Lucius lachte leise. „Gönn mir einige Minuten Erholung.“
„Solange du brauchst.“ Sie küsste ihn. „Danke.“
„Nicht doch. Ich habe schließlich nur meine Pflicht als dein Ehemann getan“, neckte er sie augenzwinkernd.
„Nein, das war viel mehr“, antwortete sie ernst. „Du warst sanft und geduldig, hast mich nicht angelogen und mir die Angst genommen.“
Das Vertrauen, das ihm aus ihren blauen Augen entgegen leuchtete, berührte sein Herz. Es war noch viel zu früh, um von Liebe sprechen zu können, aber sehr große Sympathie empfand er schon jetzt für diese zarte, wunderschöne Frau, die sich trotz ihrer Furcht in seine Hände begeben hatte. „Ich bin dein Ehemann und genauso, wie du versprochen hast, mir treu zur Seite zu stehen, gilt das auch für mich. Ich werde dich immer beschützen, auf dich aufpassen. Du wirst versorgt sein, was auch immer geschehen wird.“
Narcissa begriff, dass er nun nicht mehr von Sex, sondern von seinem Leben als Herr über Malfoy Manor und Todesser redete. Sie berührte die Tätowierung an seinem Unterarm. „Was auch immer geschieht, ich werde zu dir stehen.“
Lucius nahm ihre Hand, führte sie an seinen Mund und hauchte einen Kuss auf ihre Finger. „Unser Leben wird nicht immer einfach sein und ganz sicher nicht ungefährlich. Aber ich werde für dich da sein.“
Narcissa schmiegte sich enger an ihn. Sie fand es schön, einfach nur von ihm gehalten zu werden, ohne ein Wort. Jegliche Furcht war verflogen, weggewischt von seinen zärtlichen Händen und Lippen. Auffordernd bewegte sie ihren Schoß gegen ihn.

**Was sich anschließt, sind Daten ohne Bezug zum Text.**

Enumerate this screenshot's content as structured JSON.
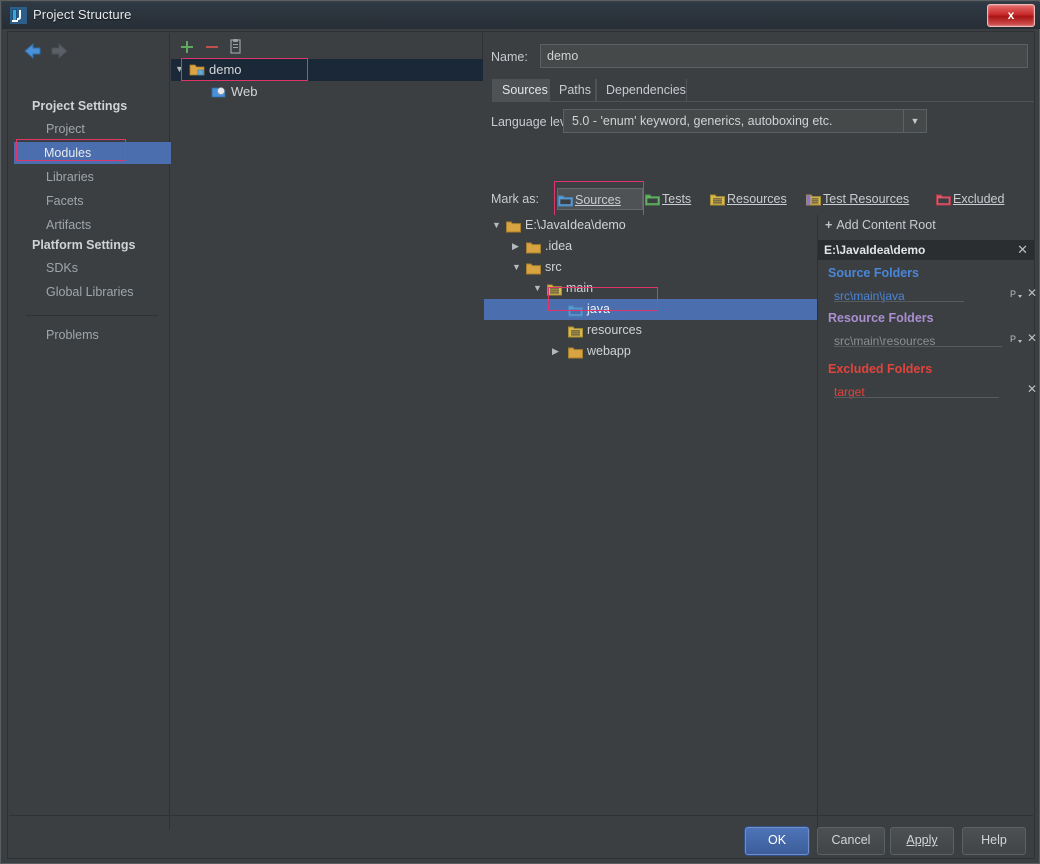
{
  "window": {
    "title": "Project Structure",
    "icon": "intellij-idea-icon",
    "close_label": "x"
  },
  "sidebar": {
    "back_icon": "back-arrow-icon",
    "forward_icon": "forward-arrow-icon",
    "sections": [
      {
        "title": "Project Settings",
        "items": [
          {
            "label": "Project",
            "selected": false
          },
          {
            "label": "Modules",
            "selected": true
          },
          {
            "label": "Libraries",
            "selected": false
          },
          {
            "label": "Facets",
            "selected": false
          },
          {
            "label": "Artifacts",
            "selected": false
          }
        ]
      },
      {
        "title": "Platform Settings",
        "items": [
          {
            "label": "SDKs",
            "selected": false
          },
          {
            "label": "Global Libraries",
            "selected": false
          }
        ]
      }
    ],
    "problems": {
      "label": "Problems"
    }
  },
  "modules_panel": {
    "toolbar": [
      {
        "name": "add-module-button",
        "glyph": "+"
      },
      {
        "name": "remove-module-button",
        "glyph": "-"
      },
      {
        "name": "copy-module-button",
        "glyph": "copy-icon"
      }
    ],
    "tree": [
      {
        "label": "demo",
        "icon": "module-folder-icon",
        "selected": true,
        "expanded": true,
        "depth": 0
      },
      {
        "label": "Web",
        "icon": "web-facet-icon",
        "selected": false,
        "depth": 1
      }
    ]
  },
  "details": {
    "name_label": "Name:",
    "name_value": "demo",
    "tabs": [
      {
        "label": "Sources",
        "active": true
      },
      {
        "label": "Paths",
        "active": false
      },
      {
        "label": "Dependencies",
        "active": false
      }
    ],
    "language_level_label": "Language level:",
    "language_level_value": "5.0 - 'enum' keyword, generics, autoboxing etc.",
    "mark_as_label": "Mark as:",
    "mark_as_buttons": [
      {
        "label": "Sources",
        "icon": "sources-folder-icon",
        "color": "#5b9bd5",
        "pressed": true
      },
      {
        "label": "Tests",
        "icon": "tests-folder-icon",
        "color": "#63b463",
        "pressed": false
      },
      {
        "label": "Resources",
        "icon": "resources-folder-icon",
        "color": "#d8b84a",
        "pressed": false
      },
      {
        "label": "Test Resources",
        "icon": "test-resources-folder-icon",
        "color": "#d8b84a",
        "pressed": false
      },
      {
        "label": "Excluded",
        "icon": "excluded-folder-icon",
        "color": "#e0566a",
        "pressed": false
      }
    ],
    "folder_tree": [
      {
        "label": "E:\\JavaIdea\\demo",
        "depth": 0,
        "twist": "down",
        "icon": "folder-icon",
        "color": "#d2d6d9",
        "selected": false
      },
      {
        "label": ".idea",
        "depth": 1,
        "twist": "right",
        "icon": "folder-icon",
        "color": "#d2d6d9",
        "selected": false
      },
      {
        "label": "src",
        "depth": 1,
        "twist": "down",
        "icon": "folder-icon",
        "color": "#d2d6d9",
        "selected": false
      },
      {
        "label": "main",
        "depth": 2,
        "twist": "down",
        "icon": "resources-folder-icon",
        "color": "#d2d6d9",
        "selected": false
      },
      {
        "label": "java",
        "depth": 3,
        "twist": "none",
        "icon": "sources-folder-icon",
        "color": "#eef1f4",
        "selected": true
      },
      {
        "label": "resources",
        "depth": 3,
        "twist": "none",
        "icon": "resources-folder-icon",
        "color": "#d2d6d9",
        "selected": false
      },
      {
        "label": "webapp",
        "depth": 2,
        "twist": "right",
        "icon": "folder-icon",
        "color": "#d2d6d9",
        "selected": false
      }
    ]
  },
  "content_roots": {
    "add_label": "Add Content Root",
    "add_icon": "plus-icon",
    "root_path": "E:\\JavaIdea\\demo",
    "remove_icon": "close-icon",
    "groups": [
      {
        "title": "Source Folders",
        "title_color": "#4a86d8",
        "rows": [
          {
            "path": "src\\main\\java",
            "color": "#4a86d8",
            "has_package_prefix": true
          }
        ]
      },
      {
        "title": "Resource Folders",
        "title_color": "#a98fd0",
        "rows": [
          {
            "path": "src\\main\\resources",
            "color": "#8b8f93",
            "has_package_prefix": true
          }
        ]
      },
      {
        "title": "Excluded Folders",
        "title_color": "#e0443c",
        "rows": [
          {
            "path": "target",
            "color": "#e0443c",
            "has_package_prefix": false
          }
        ]
      }
    ]
  },
  "footer": {
    "buttons": [
      {
        "label": "OK",
        "primary": true,
        "mnemonic": ""
      },
      {
        "label": "Cancel",
        "primary": false,
        "mnemonic": ""
      },
      {
        "label": "Apply",
        "primary": false,
        "mnemonic": "A"
      },
      {
        "label": "Help",
        "primary": false,
        "mnemonic": ""
      }
    ]
  },
  "colors": {
    "window_bg": "#3c3f41",
    "selection_blue": "#4b6eaf",
    "annotation_red": "#e0356a",
    "title_bg": "#2b333c"
  }
}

Lucius schob ein Bein zwischen ihre Schenkel, um ihr Gelegenheit zu geben, sich an ihm zu reiben. Sie sah, dass er bereits fast steif war. Zuerst noch zögernd, dann kühner streckte sie eine Hand nach seinem Glied aus. Ihn zu berühren war ungewohnt, aber in keiner Weise peinlich. Instinktiv wusste sie, dass sie ihn nicht zu feste anpacken, nicht kneifen oder zwicken durfte.
„Genug“, stöhnte Lucius schließlich und fing ihre Hand ab, bevor sie zu Ende bringen konnte, was ihre geschickten Finger begonnen hatten. Er schob sich über sie und drang mit einer fließenden Bewegung in sie ein.
Diesmal gab es keinen Widerstand, keine geheime Furcht. Narcissa konnte hemmungslos genießen. Und das mit dem wunderbaren Wissen, dass dies erst der Anfang vieler so wunderbarer Nächte war.